Other times, he adds, they’re afraid of bad news.

In all cases, he advises working with someone “who understands the changing Social Security landscape, and can get the right information for the right analysis.” For some seniors, “collaborating with their adult children can help facilitate this process.”

Finally, Reamer advised the couple to consider an investment strategy he calls “the bucket approach.”

This approach involves breaking up expenses, income needs and potential portfolio supplement into “different buckets or years.”

“Bucket 1 is the next seven years; Bucket 2 is the following seven years, and Bucket 3 is everything needed after year 14,” he explains. “Bucket 1 is very conservative, with the goal to not lose money. Bucket 2 has the goal of slightly outperforming inflation and not losing money, and Bucket 3 is capital appreciation.

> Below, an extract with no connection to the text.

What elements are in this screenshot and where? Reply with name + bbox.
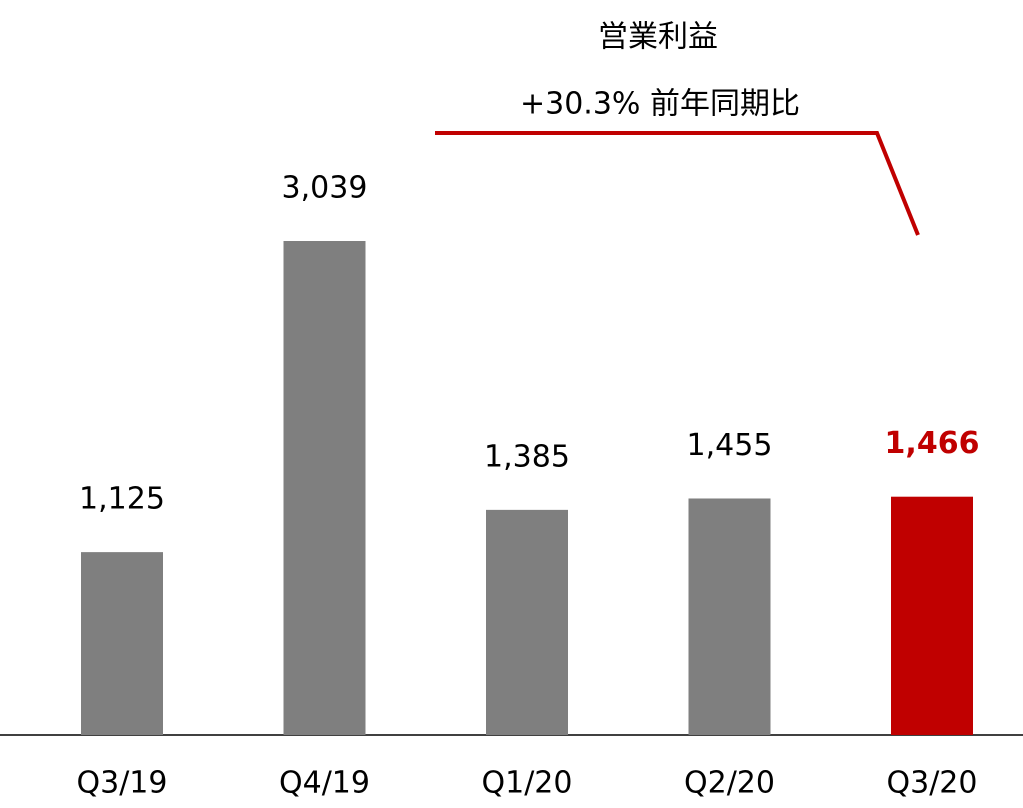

“The whole idea is to give yourself a full 14 years of income from a portfolio with relatively low risk, while allowing the remainder of your portfolio to take advantage of asset classes that appreciate more over time.

“Our bucket strategy is simply that if you need money soon, take as little risk as possible. If you need it sooner than later, take a little risk. And if you do not need it for quite a while, then invest in assets projected to do well over the long-term,” Reamer adds.

“This was eye-opening,” says Rosemary. “I always thought the exact opposite. I thought the best way of planning for the future was to keep any money for the future liquid and safe, because you never know what will happen.”

As Larry’s health-care needs shift, more planning will likely be necessary, Reamer says. They have come a long way, he says.

“At the beginning, Rosemary was very nervous,” he says. “We were able to ease her concern and provide the reassurance that she has the resources to provide the retirement she is hoping for.”